Given the complexities of GBS analysis, a critical element of any bioinformatics pipeline is ease of use. The five analysis platforms in this study rely on two command input strategies. In TASSEL-GBS and Stacks, the user inputs individual commands that each run a different step of the pipeline. In contrast, IGST, Fast-GBS and GB-eaSy automate this process by requiring just one command from the user to execute all steps; however, IGST and Fast-GBS also depend on adherence to a rigid convention for file naming and directory structure to ensure successful completion. GB-eaSy does not require the user to follow strict instructions for setting up directory structure or naming files. Instead, it uses a parameters file to customize the analysis for each project based on user input.

Another consideration in ease of use is the ability of a method to carry out all the steps necessary to produce accurate SNP calls. For our data, TASSEL-GBS and Fast-GBS required extra steps not built into their pipelines to improve the accuracy of their SNP calls. Fast-GBS initially appeared to identify significantly fewer SNPs than the other methods and showed lower agreement with WGS. However, after decomposition of compound SNPs into allelic primitives using the VariantsToAllelicPrimitives script, the apparent performance of Fast-GBS improved considerably; these optimized results were used in the comparison. Prior to running TASSEL, we removed adapter sequence from the reads using Cutadapt, adding an additional step to the workflow, after finding that adapter contamination significantly impaired the accuracy of TASSEL-GBS SNP calls. Again, the optimized results after the trimming step were used in the comparison. In GB-eaSy, these additional steps either are not required or are built into the pipeline itself.

Conclusions

Here we introduce the GB-eaSy pipeline and compared its performance to four other GBS workflows and to whole-genome sequencing on low-coverage data from soybean.
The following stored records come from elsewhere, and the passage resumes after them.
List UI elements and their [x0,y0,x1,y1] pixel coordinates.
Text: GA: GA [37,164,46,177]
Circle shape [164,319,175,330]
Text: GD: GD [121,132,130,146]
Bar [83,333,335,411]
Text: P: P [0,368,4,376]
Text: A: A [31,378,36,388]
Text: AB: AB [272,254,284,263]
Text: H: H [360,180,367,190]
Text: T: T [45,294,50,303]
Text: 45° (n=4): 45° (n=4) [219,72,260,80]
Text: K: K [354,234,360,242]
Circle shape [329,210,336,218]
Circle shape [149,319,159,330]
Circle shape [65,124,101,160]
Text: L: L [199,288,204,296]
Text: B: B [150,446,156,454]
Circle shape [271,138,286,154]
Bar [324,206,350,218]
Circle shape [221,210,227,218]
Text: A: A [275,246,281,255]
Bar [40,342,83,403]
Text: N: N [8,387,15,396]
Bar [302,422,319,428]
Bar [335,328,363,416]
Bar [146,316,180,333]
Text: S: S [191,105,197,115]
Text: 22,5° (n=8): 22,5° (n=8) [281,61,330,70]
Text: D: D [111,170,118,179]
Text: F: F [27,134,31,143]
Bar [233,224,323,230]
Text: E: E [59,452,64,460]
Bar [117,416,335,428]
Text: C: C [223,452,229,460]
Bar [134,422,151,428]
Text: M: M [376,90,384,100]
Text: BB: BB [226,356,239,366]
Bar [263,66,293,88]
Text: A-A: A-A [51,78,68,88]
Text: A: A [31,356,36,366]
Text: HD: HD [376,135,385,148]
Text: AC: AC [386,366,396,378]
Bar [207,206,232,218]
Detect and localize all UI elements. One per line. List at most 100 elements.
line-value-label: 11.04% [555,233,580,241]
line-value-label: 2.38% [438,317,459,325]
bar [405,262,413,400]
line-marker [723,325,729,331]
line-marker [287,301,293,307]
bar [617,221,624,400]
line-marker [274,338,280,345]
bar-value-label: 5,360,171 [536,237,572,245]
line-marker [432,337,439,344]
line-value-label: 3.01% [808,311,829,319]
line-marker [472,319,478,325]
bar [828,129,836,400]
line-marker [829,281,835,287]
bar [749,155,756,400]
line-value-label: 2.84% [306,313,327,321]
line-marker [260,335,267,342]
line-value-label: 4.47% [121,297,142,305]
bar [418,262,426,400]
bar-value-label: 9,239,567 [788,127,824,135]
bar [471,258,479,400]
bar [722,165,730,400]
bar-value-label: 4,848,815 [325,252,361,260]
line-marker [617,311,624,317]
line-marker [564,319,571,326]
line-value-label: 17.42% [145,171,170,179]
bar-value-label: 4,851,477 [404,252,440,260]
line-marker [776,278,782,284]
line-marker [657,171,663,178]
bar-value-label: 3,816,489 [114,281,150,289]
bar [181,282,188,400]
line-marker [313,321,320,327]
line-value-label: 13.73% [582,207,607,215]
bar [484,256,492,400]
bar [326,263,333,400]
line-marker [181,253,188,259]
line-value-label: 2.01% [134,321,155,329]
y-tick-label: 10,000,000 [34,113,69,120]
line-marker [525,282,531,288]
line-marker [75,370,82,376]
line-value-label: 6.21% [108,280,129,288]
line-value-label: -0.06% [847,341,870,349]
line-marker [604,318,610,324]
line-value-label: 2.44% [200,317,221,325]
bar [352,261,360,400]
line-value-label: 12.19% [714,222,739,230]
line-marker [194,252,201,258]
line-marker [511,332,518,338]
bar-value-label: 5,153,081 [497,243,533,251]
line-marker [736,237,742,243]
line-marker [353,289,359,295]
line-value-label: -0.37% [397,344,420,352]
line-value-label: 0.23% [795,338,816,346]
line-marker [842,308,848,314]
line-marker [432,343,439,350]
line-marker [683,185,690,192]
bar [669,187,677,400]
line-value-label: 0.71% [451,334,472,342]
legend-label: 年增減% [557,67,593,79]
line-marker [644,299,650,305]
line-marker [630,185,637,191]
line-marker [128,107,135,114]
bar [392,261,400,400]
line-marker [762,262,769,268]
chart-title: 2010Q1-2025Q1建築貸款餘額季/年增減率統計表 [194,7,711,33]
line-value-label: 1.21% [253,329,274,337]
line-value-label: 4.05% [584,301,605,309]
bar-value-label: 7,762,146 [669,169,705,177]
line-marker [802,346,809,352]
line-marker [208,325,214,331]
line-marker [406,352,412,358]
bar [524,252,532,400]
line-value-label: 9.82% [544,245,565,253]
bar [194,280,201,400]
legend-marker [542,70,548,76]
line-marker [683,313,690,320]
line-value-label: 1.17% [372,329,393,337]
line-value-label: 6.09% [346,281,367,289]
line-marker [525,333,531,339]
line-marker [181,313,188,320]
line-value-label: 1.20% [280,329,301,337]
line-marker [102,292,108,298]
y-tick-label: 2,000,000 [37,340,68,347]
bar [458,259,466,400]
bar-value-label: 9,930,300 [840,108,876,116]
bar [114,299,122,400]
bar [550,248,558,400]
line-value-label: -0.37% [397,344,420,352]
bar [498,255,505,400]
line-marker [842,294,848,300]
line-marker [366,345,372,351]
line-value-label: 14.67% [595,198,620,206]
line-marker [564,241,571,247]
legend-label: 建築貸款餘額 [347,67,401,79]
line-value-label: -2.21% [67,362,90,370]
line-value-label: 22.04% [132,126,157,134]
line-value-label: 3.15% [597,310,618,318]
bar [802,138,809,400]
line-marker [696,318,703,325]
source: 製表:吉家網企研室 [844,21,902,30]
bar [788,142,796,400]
Differences were apparent between the performance of these methods depending on the aims of the developers. TASSEL-GBS was designed for plant breeding applications and to run on individual PCs, and is thus optimized for maximum computational efficiency. The compromises inherent in the tag strategy limit the number of SNPs that TASSEL-GBS can identify using datasets such as those utilized here. Stacks is a method developed primarily for high-depth RAD sequencing on organisms without reference genomes. It is likely to be an excellent choice for breeders in orphan crops, as well as for biological diversity applications, but the reference-genome independence of the variant calling algorithm and the low-coverage data used here render the current version less accurate than methods incorporating reference sequences for low-depth GBS in soybean. Fast-GBS and IGST are, like GB-easy, methods designed for plant breeding applications on complex crops with high-quality reference genomes. The overall performance of these methods in terms of SNP number and accuracy is similar. GB-easy has an advantage over the other methods in terms of resources needed (particularly disk space), ease of implementation, and number of accurate SNPs identified. Although our results demonstrate relatively low SNP concordance between GBS pipelines, comparison of each GBS pipeline to WGS data indicates that the SNP calls from each are highly accurate, particularly those generated by GB-eaSy, TASSEL-GBS and IGST. These findings suggest that a comprehensive approach integrating the results from multiple GBS analysis methods may be the optimal strategy to obtain the largest, most highly accurate SNP yield possible from low-coverage polyploid sequence data.